The one thing I took away from Daron’s post was the idea of stainless steel seats. It doesn’t immediately sound enticing but I imagine if well designed that could be comfortable and easy to clean.
Courtney, you ask how we can change cultural norms. Personally I think outside-the-box thinking and creative enticements can be effective. Example: http://www.youtube.com/watch?v=2lXh2n0aPyw
As for rules enforcement, and I understand you are already looking into this, I like the idea of harnessing the power of the crowd through things like text message reporting to security etc. Obviously you do not right now have time to place a guard in every bus or traincar and most people won’t take time at the end of a trip to report something.

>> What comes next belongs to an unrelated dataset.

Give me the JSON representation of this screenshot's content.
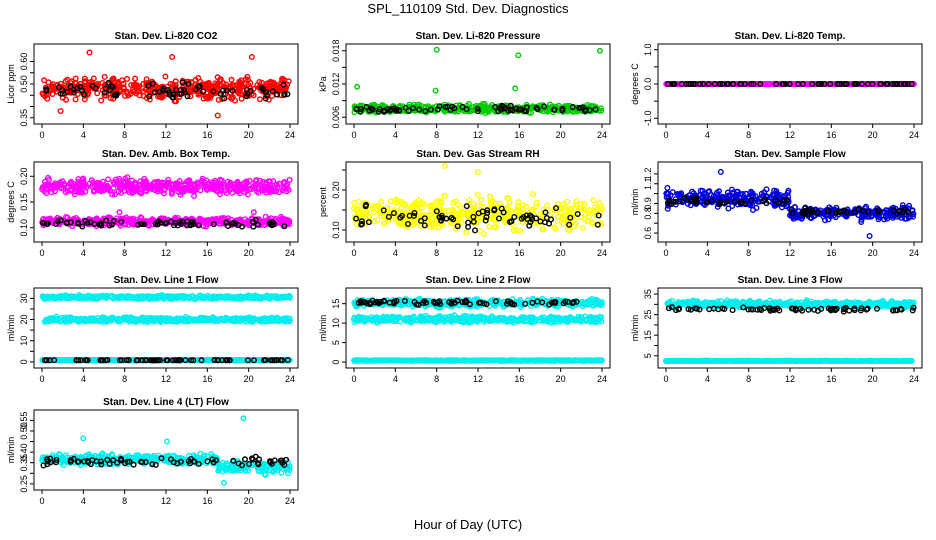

But I for one would report someone smoking or misbehaving, particularly if I could do it discretely from my phone.
One other thought unrelated to this post: I’ve notice you have a lot of add space at stations that is either empty or merely advertises that it is available ad space. Have you considered giving this space for free to small businesses or non-profits on a temporary basis to prove to them the effectiveness of such ads? You might be able to win some customers by giving them a no risk trial.
Courtney & Billiken – I was mostly thinking about the fare inspectors – they’re on Metrolink frequently, and they would be the obvious “first line” when it comes to enforcement of what are essentially good manners. But I doubt they either want the added responsibility nor do they really have the time to do it effecitively.
I love the Funtheory.com videos. I have to say, I think the bottle bin game would increase recycling in my own household, and definitely in public spaces like transit stations. I noticed that a lot of submissions deal with public transit. Sometimes I like to think of these “fun” incentives to change behavior…applause and encouraging words piped into bus shelters?? That would be tough to pull here, but its a cool idea.
As for advertising, Lamar and J.C. Decaux currently handle the advertising contracts on trains, buses and bus shelters, and I will pass along your idea to our contacts.
We are currently looking into text-based communications systems, from alert delivery to bus schedules, etc. If you have any knowledge or experience with systems in other cities and want to share, let us know and to help compare applications. Since many of our passengers have phones, we figure text will be a great way for us to communicate with each other; and like Jimmy said, it can be done discretely.
Billiken — I have wondered about the advertising space as well. Seems like there is a lot of it that goes unused.
I’m just saying. Standing on the platform in winter is quite bearable when you can buy a hot red bean paste bun and a hot bottle of soy milk. Hold them very close to your face and enjoy.
Trash bins on the platforms are a must BTW. Korea lets me eat on the train, but I never have anywhere to go with my waste. I always put it in my backpack and then forget to dispose of it later. :o/
How fun is this! I agree. There are enough smells to deal with on enclosed public transportation, keep the food to yourself!